June 25, 2025

Day 22 – GOOD DAY, GREAT DAY, WEDNESDAY

By Aayam Raj Shakya

What I Learned

Today, I started the day by reviewing the performance metrics for the model that I left on training yesterday. I wasn’t quite happy with the results, although the accuracy was ~98%, because this is a bad sign of overfitting. So, I searched for some random ensemble codebases on GitHub and, based on that, I tweaked the custom CNN layers slightly. I added a few extra layers like batch-norm and ReLU and increased the dropout rate slightly to prevent overfitting. Then, I left the model training.

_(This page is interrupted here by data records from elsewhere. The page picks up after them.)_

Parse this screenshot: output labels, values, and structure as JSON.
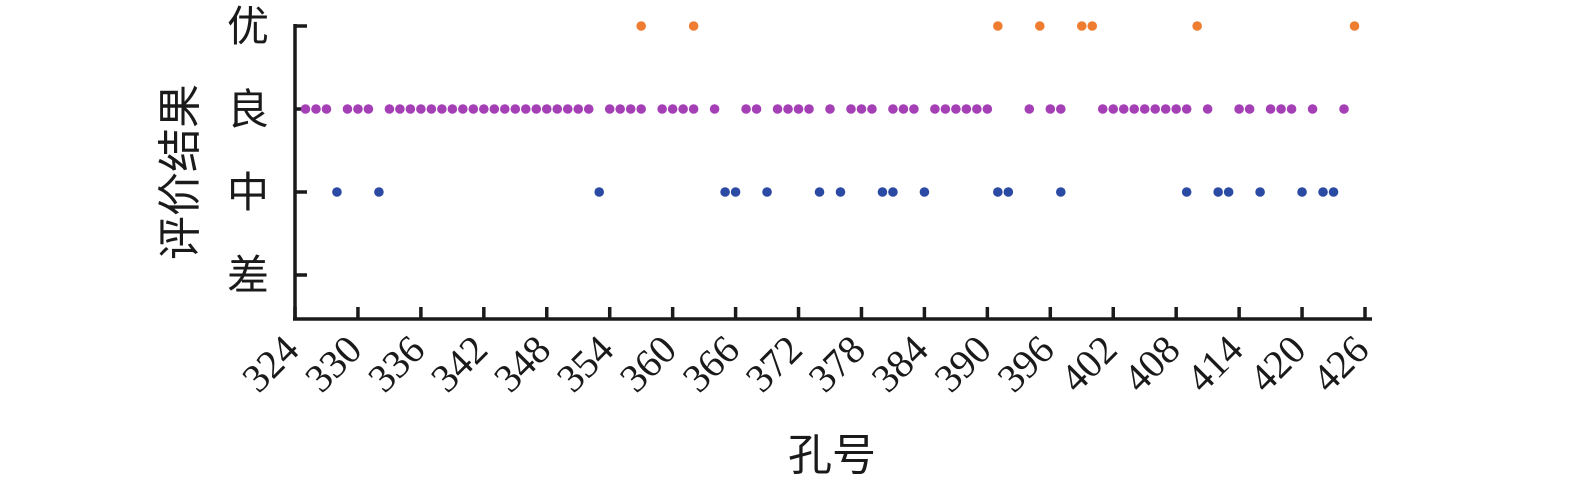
{
  "chart_data": {
    "type": "scatter",
    "xlabel": "孔号",
    "ylabel": "评价结果",
    "xlim": [
      324,
      426
    ],
    "x_ticks": [
      324,
      330,
      336,
      342,
      348,
      354,
      360,
      366,
      372,
      378,
      384,
      390,
      396,
      402,
      408,
      414,
      420,
      426
    ],
    "y_categories": [
      "差",
      "中",
      "良",
      "优"
    ],
    "grid": false,
    "legend": "none",
    "series": [
      {
        "category": "优",
        "color": "#ef7d31",
        "x": [
          357,
          362,
          391,
          395,
          399,
          400,
          410,
          425
        ]
      },
      {
        "category": "良",
        "color": "#a43fb6",
        "x": [
          325,
          326,
          327,
          329,
          330,
          331,
          333,
          334,
          335,
          336,
          337,
          338,
          339,
          340,
          341,
          342,
          343,
          344,
          345,
          346,
          347,
          348,
          349,
          350,
          351,
          352,
          354,
          355,
          356,
          357,
          359,
          360,
          361,
          362,
          364,
          367,
          368,
          370,
          371,
          372,
          373,
          375,
          377,
          378,
          379,
          381,
          382,
          383,
          385,
          386,
          387,
          388,
          389,
          390,
          394,
          396,
          397,
          401,
          402,
          403,
          404,
          405,
          406,
          407,
          408,
          409,
          411,
          414,
          415,
          417,
          418,
          419,
          421,
          424
        ]
      },
      {
        "category": "中",
        "color": "#2b4aa3",
        "x": [
          328,
          332,
          353,
          365,
          366,
          369,
          374,
          376,
          380,
          381,
          384,
          391,
          392,
          397,
          409,
          412,
          413,
          416,
          420,
          422,
          423
        ]
      }
    ]
  }
}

While the model was training, I looked at some videos on Optuna. I am almost done setting up Optuna on my codebase; I just need to let the current model finish training and then I can run the model with Optuna in the next instance. One good news is that I got GPU access from my research lab back at Mississippi State University. We have a couple of Nvidia A100s and 4090s there, and I got access to one of the machines. Now the training will take significantly less time than it currently does. I will only train the model at night, though, as I don’t want to disturb the ongoing work that my research team is doing on that machine.

Blockers

No issues faced.

Reflection

Today, I am quite happy as I finally got access to a powerful GPU after weeks of trying. I was about to buy some cloud GPUs, but thankfully I got access to one for free. With this GPU, I could literally train my model in under an hour or half compared to the current 10–12 hrs that the CBEIS lab PC takes. I am also excited to see Optuna doing its magic on my model. Hyperparameter tuning is the only major job for me at this point, so I hope Optuna performs well.